Gerardo González era el quioskero del barrio. Todos los días se levantaba a las 6.00 a.m. Se sentaba en la cama, bostezaba, con sus torpes manos se rascaba la nuca y somnolientamente se vestía. Se ponía su pantalón marrón claro, su camisa celeste lisa, la cuál prendía hasta el último botón, sus medias blancas Adidas, que su mujer lavaba haciéndolas aún más blancas y calzaba unas zapatillas blancas Topper. Luego se dirigía hasta la cocina, prendía la hornalla y colocaba la pava para calentar el agua. Mientras esperaba, iba al baño a realizar sus necesidades matutinas, se lavaba la cara con jabón rexona y peinaba su blanca cabellera hacia atrás. La pava silbaba avisando que ya estaba lista., por lo que el hombre se sentaba en la mesa, se tomaba unos mates con su yerba Taragüí y escuchaba la radio Nihuil, el primer noticiario de la mañana.
Siendo ya las 7.00 a.m despertaba a su esposa Rosa, una amorosa pastelera, con un dulce beso en la frente acompañado de un rico desayuno: un té La Virginia, una tostada con manteca dánica dorada y un tuby 4 de maní y caramelo, el preferido de su mujer. Conversaba 5 minutos con su amada y se despedía de ella con un beso de su pequeña boca, con gusto a te voy a extrañar. Después de esto le avisaba a Ricardo, su hijo de 17 años, un adolescente muy educado y estudioso, que se le hacía tarde para ir al colegio. Él muchacho tenía la nariz chica al igual que sus ojos de color marrón, cara bastante cuadrada y orejas grandes, rasgos característicos de su padre. Gerardo estaba muy orgulloso de él y siempre pensó que tendría un futuro muy brillante con cualquier carrera que eligiese. El joven una vez ya vestido, encendía el auto de su padre, un Renault 4L, mientras que su madre despertaba a su hermanita Thalía de 12 años, la princesa de la casa. Rosa les preparaba una torta con mortadela Paladini y un jugo Ades para que comieran en el recreo.
Gerardo a las 7.30 llevaba al colegio a sus dos hijos y luego volvía a su casa para abrir el quiosko que el atendía. Al ser el único quiosko en la zona tenía buenos ingresos y sus productos iban desde caramelos media hora hasta jabones y shampoo Cadum.
Ese día su amigo Oscar, un hombre grande vistiendo siempre de negro, había ido a comprarle unos cigarillos Marlboro. Cuando Gerardo le recibió el dinero, las monedas se le cayeron de la mano, debido a un temblor persistente que tenía desde unos días atrás.
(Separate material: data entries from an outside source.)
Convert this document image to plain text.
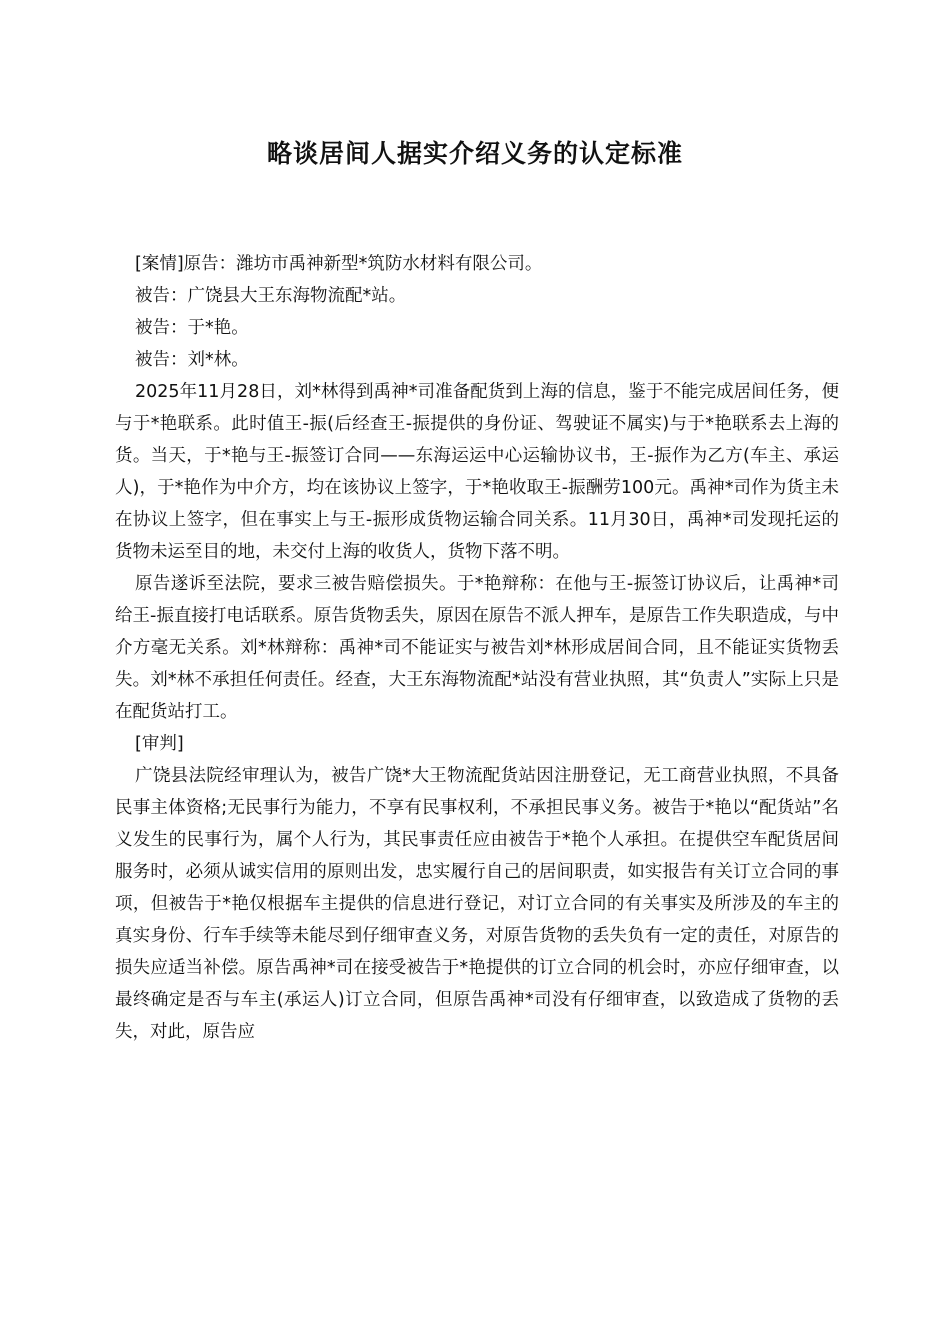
略谈居间人据实介绍义务的认定标准

[案情]原告：潍坊市禹神新型*筑防水材料有限公司。

被告：广饶县大王东海物流配*站。

被告：于*艳。

被告：刘*林。

2025年11月28日，刘*林得到禹神*司准备配货到上海的信息，鉴于不能完成居间任务，便与于*艳联系。此时值王-振(后经查王-振提供的身份证、驾驶证不属实)与于*艳联系去上海的货。当天，于*艳与王-振签订合同——东海运运中心运输协议书，王-振作为乙方(车主、承运人)，于*艳作为中介方，均在该协议上签字，于*艳收取王-振酬劳100元。禹神*司作为货主未在协议上签字，但在事实上与王-振形成货物运输合同关系。11月30日，禹神*司发现托运的货物未运至目的地，未交付上海的收货人，货物下落不明。

原告遂诉至法院，要求三被告赔偿损失。于*艳辩称：在他与王-振签订协议后，让禹神*司给王-振直接打电话联系。原告货物丢失，原因在原告不派人押车，是原告工作失职造成，与中介方毫无关系。刘*林辩称：禹神*司不能证实与被告刘*林形成居间合同，且不能证实货物丢失。刘*林不承担任何责任。经查，大王东海物流配*站没有营业执照，其“负责人”实际上只是在配货站打工。

[审判]

广饶县法院经审理认为，被告广饶*大王物流配货站因注册登记，无工商营业执照，不具备民事主体资格;无民事行为能力，不享有民事权利，不承担民事义务。被告于*艳以“配货站”名义发生的民事行为，属个人行为，其民事责任应由被告于*艳个人承担。在提供空车配货居间服务时，必须从诚实信用的原则出发，忠实履行自己的居间职责，如实报告有关订立合同的事项，但被告于*艳仅根据车主提供的信息进行登记，对订立合同的有关事实及所涉及的车主的真实身份、行车手续等未能尽到仔细审查义务，对原告货物的丢失负有一定的责任，对原告的损失应适当补偿。原告禹神*司在接受被告于*艳提供的订立合同的机会时，亦应仔细审查，以最终确定是否与车主(承运人)订立合同，但原告禹神*司没有仔细审查，以致造成了货物的丢失，对此，原告应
Su compañero le demostró su preocupación y aconsejó que fuera a visitar al médico para asegurarse de que no fuera nada grave y se retiró.
Gerardo con su ceño fruncido, como de costumbre, suspiró pensativo. Esa misma tarde fue al clínico con su esposa para realizarse unos estudios y así saber si estaba bien. Pasaron 2 días y el médico le dio la mala noticia: padecía de la enfermedad de Parkinson.
Con el correr de los días los temblores fueron aumentando y la depresión se apoderaba de su ser. Los medicamentos no surtían efecto, no lo suficiente. El trabajar le resultaba difícil, sobre todo cuando tenía que bajar algo de las góndolas superiores o entregar dinero, el cual optaba por dejarlo en el mostrador.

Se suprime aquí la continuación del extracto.